April 6 – 29, 2007

Yukie Kobayashi and Elsabé Dixon – Kumo Cloud Wolk

Member artist Yukie Yobayashi has collaborated with artist Elsabé Dixon to create Kumo Cloud Wolk, an installation comprised of hand made paper and silk weavings.

Born in Japan, Yukie Kobayashi has been intimately engaged in the process of papermaking: dehydrating bark fiber, cooking it, beating it into pulp, and making the large scale sheets of paper from that pulp. She is particularly interested in the arbitrary direction the fibers take when suspended in water during the process of forming a sheet of hand made paper. The translucency of the fiber and the movement of the water has inspired her artwork and reminds her of the way clouds float in the sky.

Born in South Africa, Elsabé Dixon raised silkworms as a child. A descendent of French Huguenots who brought sericulture to South Africa, she has been fascinated with the silk making process and has utilized the forms as well as the silk created by the silkworms from an early age. Her worms spin silk weavings onto structures she provides and she documents, through microscopic views, the weaving pattern of each silkworm. Her observations when looking at the silk-threaded pathway of each silkworm, allows her to simulate the process of the silkworm weaving a cocoon form. Multiplied applications of the process are similar to how particles of water form a cloud, through accumulation and growth in mass and dimension.

In Japanese the word for cloud is Kumo. In Afrikaans (the language of South Africa) it is Wolk. A cloud in the sky can be seen as a metaphor for the immigration experiences of both Yukie Kobayashi and Elsabé Dixon.
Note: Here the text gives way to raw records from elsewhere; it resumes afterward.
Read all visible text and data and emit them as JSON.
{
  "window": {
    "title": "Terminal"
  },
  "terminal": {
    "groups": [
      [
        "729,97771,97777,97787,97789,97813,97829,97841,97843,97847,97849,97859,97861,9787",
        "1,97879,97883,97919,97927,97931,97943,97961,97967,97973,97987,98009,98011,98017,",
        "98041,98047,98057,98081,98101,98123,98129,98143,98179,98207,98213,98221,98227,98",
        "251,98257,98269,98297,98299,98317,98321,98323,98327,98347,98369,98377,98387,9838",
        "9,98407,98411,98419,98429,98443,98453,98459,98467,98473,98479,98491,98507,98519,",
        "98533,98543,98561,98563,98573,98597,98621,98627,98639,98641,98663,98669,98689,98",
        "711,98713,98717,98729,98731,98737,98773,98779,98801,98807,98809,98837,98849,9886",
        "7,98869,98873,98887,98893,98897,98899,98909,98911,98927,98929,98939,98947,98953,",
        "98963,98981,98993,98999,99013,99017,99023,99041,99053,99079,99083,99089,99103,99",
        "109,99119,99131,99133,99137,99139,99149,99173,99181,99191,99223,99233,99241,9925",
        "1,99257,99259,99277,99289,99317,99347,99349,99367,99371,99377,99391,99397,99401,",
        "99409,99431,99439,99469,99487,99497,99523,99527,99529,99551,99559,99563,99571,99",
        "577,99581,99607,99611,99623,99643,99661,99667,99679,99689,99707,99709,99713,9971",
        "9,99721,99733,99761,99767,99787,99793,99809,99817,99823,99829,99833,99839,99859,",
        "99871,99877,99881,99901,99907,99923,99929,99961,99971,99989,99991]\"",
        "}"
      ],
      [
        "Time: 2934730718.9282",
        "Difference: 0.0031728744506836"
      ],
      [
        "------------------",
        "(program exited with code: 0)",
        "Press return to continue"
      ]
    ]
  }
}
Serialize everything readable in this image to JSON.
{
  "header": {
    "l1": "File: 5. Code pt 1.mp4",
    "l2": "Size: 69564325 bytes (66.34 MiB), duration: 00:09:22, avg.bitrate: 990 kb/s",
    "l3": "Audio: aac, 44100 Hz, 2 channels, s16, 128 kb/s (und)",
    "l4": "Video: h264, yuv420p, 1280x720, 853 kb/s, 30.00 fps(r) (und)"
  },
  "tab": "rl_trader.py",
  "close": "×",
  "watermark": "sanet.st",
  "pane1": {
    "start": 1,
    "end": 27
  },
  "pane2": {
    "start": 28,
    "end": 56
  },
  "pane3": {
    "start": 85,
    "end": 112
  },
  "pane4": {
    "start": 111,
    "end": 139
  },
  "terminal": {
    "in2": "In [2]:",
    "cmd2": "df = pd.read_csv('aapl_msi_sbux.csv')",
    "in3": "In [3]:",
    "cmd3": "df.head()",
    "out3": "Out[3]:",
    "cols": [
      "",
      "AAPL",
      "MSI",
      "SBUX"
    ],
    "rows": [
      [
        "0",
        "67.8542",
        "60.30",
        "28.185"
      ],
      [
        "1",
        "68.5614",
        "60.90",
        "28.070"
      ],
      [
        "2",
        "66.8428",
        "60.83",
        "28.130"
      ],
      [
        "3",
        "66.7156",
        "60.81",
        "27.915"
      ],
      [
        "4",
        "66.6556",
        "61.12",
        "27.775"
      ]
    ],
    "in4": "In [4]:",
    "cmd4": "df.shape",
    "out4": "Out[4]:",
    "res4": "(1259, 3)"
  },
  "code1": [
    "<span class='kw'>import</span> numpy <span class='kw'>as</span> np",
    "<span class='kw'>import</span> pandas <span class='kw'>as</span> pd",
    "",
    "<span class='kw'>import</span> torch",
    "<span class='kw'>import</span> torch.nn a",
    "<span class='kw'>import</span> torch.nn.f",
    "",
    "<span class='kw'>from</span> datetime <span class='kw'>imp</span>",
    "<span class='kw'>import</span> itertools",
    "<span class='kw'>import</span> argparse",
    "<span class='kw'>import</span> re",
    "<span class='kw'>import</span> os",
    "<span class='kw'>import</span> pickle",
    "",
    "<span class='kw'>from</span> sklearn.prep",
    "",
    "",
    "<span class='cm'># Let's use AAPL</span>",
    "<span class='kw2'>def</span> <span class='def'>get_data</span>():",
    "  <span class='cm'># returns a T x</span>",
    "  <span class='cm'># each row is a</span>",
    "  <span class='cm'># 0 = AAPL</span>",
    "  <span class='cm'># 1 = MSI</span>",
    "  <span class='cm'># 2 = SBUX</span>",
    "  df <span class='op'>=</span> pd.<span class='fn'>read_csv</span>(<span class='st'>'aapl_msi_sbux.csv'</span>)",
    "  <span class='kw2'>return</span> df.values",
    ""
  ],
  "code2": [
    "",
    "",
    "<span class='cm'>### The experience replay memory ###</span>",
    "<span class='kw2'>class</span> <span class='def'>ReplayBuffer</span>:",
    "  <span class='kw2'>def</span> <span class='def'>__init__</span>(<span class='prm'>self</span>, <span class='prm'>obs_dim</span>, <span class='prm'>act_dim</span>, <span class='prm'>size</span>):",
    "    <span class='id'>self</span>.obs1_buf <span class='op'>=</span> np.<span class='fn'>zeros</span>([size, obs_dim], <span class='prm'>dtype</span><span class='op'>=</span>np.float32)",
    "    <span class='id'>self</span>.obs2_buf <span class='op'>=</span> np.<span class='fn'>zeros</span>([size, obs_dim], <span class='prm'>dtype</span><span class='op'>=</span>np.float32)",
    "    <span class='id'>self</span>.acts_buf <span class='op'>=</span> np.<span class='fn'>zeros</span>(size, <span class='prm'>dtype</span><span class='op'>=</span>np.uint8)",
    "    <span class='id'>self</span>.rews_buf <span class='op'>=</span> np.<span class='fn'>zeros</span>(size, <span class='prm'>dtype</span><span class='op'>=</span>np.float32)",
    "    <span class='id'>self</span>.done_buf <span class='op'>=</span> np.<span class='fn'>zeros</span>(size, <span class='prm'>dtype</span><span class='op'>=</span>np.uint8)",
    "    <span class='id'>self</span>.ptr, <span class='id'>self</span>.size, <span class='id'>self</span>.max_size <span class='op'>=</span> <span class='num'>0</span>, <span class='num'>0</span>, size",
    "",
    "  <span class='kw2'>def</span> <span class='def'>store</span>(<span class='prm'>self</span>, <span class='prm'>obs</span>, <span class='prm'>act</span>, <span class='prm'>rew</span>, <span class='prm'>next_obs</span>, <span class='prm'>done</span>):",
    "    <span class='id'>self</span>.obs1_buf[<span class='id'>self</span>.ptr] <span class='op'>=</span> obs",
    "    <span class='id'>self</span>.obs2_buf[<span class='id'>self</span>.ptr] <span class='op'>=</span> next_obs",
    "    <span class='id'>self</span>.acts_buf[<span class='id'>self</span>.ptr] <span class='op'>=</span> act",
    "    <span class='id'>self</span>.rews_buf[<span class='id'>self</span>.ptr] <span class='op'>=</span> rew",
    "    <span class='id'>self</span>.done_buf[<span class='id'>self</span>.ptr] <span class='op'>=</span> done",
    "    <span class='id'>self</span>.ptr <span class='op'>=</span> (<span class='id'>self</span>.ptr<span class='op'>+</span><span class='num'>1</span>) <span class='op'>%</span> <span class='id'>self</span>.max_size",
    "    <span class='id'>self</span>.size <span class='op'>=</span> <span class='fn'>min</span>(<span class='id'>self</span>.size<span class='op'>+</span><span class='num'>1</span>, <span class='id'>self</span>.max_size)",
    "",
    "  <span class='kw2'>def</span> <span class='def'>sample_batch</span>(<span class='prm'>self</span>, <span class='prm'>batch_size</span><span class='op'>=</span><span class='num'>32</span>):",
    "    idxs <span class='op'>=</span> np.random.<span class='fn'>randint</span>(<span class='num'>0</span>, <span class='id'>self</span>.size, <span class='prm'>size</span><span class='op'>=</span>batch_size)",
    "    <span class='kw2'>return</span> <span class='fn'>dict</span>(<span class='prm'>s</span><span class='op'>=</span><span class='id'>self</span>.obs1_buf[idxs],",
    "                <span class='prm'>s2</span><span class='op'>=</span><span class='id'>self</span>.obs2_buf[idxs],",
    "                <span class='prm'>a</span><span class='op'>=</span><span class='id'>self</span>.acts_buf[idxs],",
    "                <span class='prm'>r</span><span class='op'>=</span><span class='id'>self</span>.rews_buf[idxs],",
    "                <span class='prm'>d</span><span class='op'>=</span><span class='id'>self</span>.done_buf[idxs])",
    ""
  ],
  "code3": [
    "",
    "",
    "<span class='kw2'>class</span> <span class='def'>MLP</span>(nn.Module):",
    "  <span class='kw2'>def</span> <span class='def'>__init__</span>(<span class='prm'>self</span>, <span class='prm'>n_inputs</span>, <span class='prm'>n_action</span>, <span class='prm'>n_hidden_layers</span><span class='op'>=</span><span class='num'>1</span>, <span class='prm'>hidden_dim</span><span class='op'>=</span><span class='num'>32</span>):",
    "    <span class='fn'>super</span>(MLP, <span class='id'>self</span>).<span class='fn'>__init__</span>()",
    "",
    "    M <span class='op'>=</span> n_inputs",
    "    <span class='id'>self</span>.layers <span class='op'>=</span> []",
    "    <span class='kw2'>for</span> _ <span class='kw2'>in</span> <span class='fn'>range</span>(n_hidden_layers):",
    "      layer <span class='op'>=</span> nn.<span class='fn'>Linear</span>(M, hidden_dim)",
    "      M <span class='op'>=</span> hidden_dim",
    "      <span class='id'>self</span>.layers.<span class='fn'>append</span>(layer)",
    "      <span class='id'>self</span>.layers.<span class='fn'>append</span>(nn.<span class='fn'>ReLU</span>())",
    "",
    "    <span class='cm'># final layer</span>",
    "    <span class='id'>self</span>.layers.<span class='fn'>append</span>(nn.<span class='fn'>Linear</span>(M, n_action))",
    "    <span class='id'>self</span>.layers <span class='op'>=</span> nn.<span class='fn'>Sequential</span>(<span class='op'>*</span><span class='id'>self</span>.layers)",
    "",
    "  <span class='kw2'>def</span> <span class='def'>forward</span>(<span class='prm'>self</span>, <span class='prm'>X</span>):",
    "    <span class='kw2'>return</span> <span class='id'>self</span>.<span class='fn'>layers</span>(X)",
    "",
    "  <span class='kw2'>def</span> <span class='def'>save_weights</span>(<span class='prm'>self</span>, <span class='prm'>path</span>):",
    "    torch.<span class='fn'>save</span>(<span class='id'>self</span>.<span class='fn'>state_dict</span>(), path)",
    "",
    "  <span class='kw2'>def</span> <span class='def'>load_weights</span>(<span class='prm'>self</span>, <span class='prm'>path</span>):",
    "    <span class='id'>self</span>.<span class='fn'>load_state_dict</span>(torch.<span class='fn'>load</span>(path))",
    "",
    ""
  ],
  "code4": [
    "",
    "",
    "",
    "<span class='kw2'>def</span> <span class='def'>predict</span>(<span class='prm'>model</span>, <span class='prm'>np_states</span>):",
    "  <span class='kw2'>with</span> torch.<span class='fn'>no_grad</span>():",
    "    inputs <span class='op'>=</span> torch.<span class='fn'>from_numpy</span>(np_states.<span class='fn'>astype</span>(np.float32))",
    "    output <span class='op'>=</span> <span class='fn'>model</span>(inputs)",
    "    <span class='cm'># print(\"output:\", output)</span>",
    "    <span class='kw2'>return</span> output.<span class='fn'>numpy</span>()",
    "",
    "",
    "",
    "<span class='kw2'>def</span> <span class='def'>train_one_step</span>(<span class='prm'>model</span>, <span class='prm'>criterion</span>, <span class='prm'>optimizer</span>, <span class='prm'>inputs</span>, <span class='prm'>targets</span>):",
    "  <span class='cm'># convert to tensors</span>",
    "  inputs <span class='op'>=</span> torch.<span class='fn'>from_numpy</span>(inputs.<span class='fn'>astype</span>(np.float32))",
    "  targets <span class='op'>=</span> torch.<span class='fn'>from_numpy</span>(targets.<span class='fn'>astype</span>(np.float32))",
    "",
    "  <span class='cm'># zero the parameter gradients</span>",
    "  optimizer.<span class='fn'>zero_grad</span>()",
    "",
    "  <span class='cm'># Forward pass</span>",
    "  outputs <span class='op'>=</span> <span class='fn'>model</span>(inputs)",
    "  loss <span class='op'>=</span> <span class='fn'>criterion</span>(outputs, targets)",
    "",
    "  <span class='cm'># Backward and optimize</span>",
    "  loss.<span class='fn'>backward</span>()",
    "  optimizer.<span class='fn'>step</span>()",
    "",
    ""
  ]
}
Invisible microscopic water anywhere in the world can form a cloud. The cloud reflects the color of the atmosphere. It keeps changing form and travels through the world on the wind. The abstract nature of clouds is that they have no cultural boundary, but have their own origin and history. In this collaboration, the concept is fluid, ever changing, and represents all things that we cannot comprehend as well as possibilities of constant movement.